No More Brick & Mortar Bank Accounts
Zelle, Venmo, PayPal—as we inch closer to a cashless society, many millennials are feeling less of a need to go to the bank, says Priya Malani, co-founder of financial planning firm Stash Wealth. “Three to four years ago, clients would tell us they wanted a physical bank that they could walk into, but we aren’t hearing that as much,” she says. “Millennials are all about hacking every aspect of their financial life—and they are keen on the better interest rates offered by online banks.”
An Increased Priority for Work Perks
Sure, salary matters (a lot), but in 2019, people are doing hard calculations as to exactly how all those “bonus” work perks affect their bottom line. No, we’re not just talking about an excellent 401(k) match or paid time off. It’s everything from the option to work from home, get ample maternity—and paternity—leave (four months or more) or even have your wedding paid for. (Yep, Boxed will pay up to $20,000 when you tie the knot.)
Buying Your Second Home First
Just a couple years ago, The New York Times called this out as an up-and-coming trend, and now it’s really picking up steam thanks to the increased median home price in major U.S. cities. (In San Francisco it’s $1.61 million, in case you were wondering.) In short, folks are buying in the country, while maintaining rentals in the urban areas where they work. (Bonus points for cheaper taxes and the option to monetize during vacation months.)
Making Self-Care a Budget Line
A recent survey conducted by Fidelity Investments found that self-care is a top resolution for Americans going into the new year. (In fact, 78 percent of those surveyed said that spending time with those they love is a top priority, followed by exercising more—64 percent—and carving out more “me time” and practicing mindfulness—46 percent.) What does this mean for the household budget?
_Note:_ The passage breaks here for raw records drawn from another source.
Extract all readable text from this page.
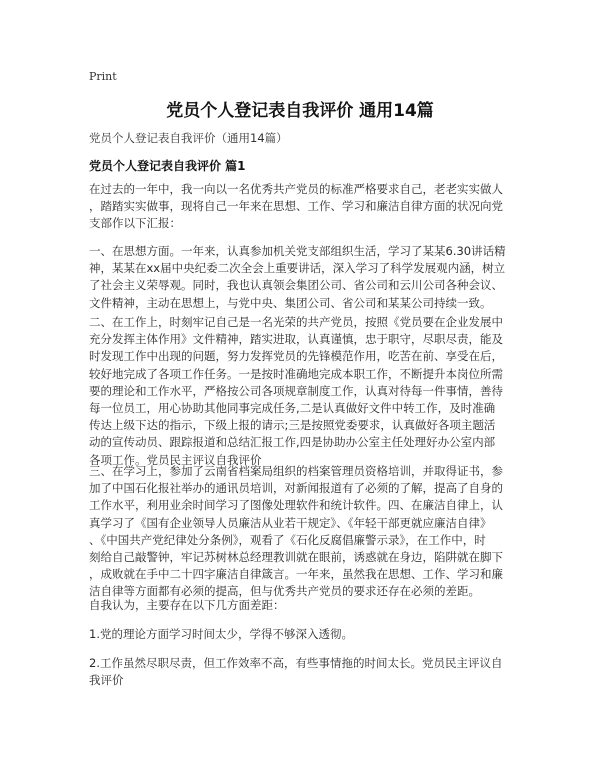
Print
党员个人登记表自我评价 通用14篇
党员个人登记表自我评价（通用14篇）
党员个人登记表自我评价 篇1
在过去的一年中，我一向以一名优秀共产党员的标准严格要求自己，老老实实做人
，踏踏实实做事，现将自己一年来在思想、工作、学习和廉洁自律方面的状况向党
支部作以下汇报：
一、在思想方面。一年来，认真参加机关党支部组织生活，学习了某某6.30讲话精
神，某某在xx届中央纪委二次全会上重要讲话，深入学习了科学发展观内涵，树立
了社会主义荣辱观。同时，我也认真领会集团公司、省公司和云川公司各种会议、
文件精神，主动在思想上，与党中央、集团公司、省公司和某某公司持续一致。
二、在工作上，时刻牢记自己是一名光荣的共产党员，按照《党员要在企业发展中
充分发挥主体作用》文件精神，踏实进取，认真谨慎，忠于职守，尽职尽责，能及
时发现工作中出现的问题，努力发挥党员的先锋模范作用，吃苦在前、享受在后，
较好地完成了各项工作任务。一是按时准确地完成本职工作，不断提升本岗位所需
要的理论和工作水平，严格按公司各项规章制度工作，认真对待每一件事情，善待
每一位员工，用心协助其他同事完成任务,二是认真做好文件中转工作，及时准确
传达上级下达的指示，下级上报的请示;三是按照党委要求，认真做好各项主题活
动的宣传动员、跟踪报道和总结汇报工作,四是协助办公室主任处理好办公室内部
各项工作。党员民主评议自我评价
三、在学习上，参加了云南省档案局组织的档案管理员资格培训，并取得证书，参
加了中国石化报社举办的通讯员培训，对新闻报道有了必须的了解，提高了自身的
工作水平，利用业余时间学习了图像处理软件和统计软件。四、在廉洁自律上，认
真学习了《国有企业领导人员廉洁从业若干规定》、《年轻干部更就应廉洁自律》
、《中国共产党纪律处分条例》，观看了《石化反腐倡廉警示录》，在工作中，时
刻给自己敲警钟，牢记苏树林总经理教训就在眼前，诱惑就在身边，陷阱就在脚下
，成败就在手中二十四字廉洁自律箴言。一年来，虽然我在思想、工作、学习和廉
洁自律等方面都有必须的提高，但与优秀共产党员的要求还存在必须的差距。
自我认为，主要存在以下几方面差距：
1.党的理论方面学习时间太少，学得不够深入透彻。
2.工作虽然尽职尽责，但工作效率不高，有些事情拖的时间太长。党员民主评议自
我评价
People are actively making self-care (massages, yoga, at-home face masks) a monthly savings goal. (Hey, if you’re going to automate your cash flow, you might as well set up a regular spa day slush fund.)
More ’Smart’ Financial Tools and Apps
It goes along with the slow and steady exit from brick-and-mortar banks: A slew of apps promising “smart” technology that can do the thinking (or fee management) for you. Case in point: Mint just launched MintSights, a new tool that uses machine learning to provide users with a simplified view of what’s important for their finances (how to better manage your cash flow or how to dive into investing). Another example: Zero Financial just debuted a debit-meets-credit card in the form of a mobile banking experience that manages the fees for you, offers cash back and doesn’t allow you to spend what you don’t have. Too good to be true? Time will tell.
Banking with Amazon
Rumors are rampant that soon you’ll be able to bank with Amazon…as in have an actual checking account that you can use to buy books and diapers and anything else you two-day ship via Amazon Prime. The perks? Two percent cash back, apparently. The cons? One-click to buy just got even more dangerous.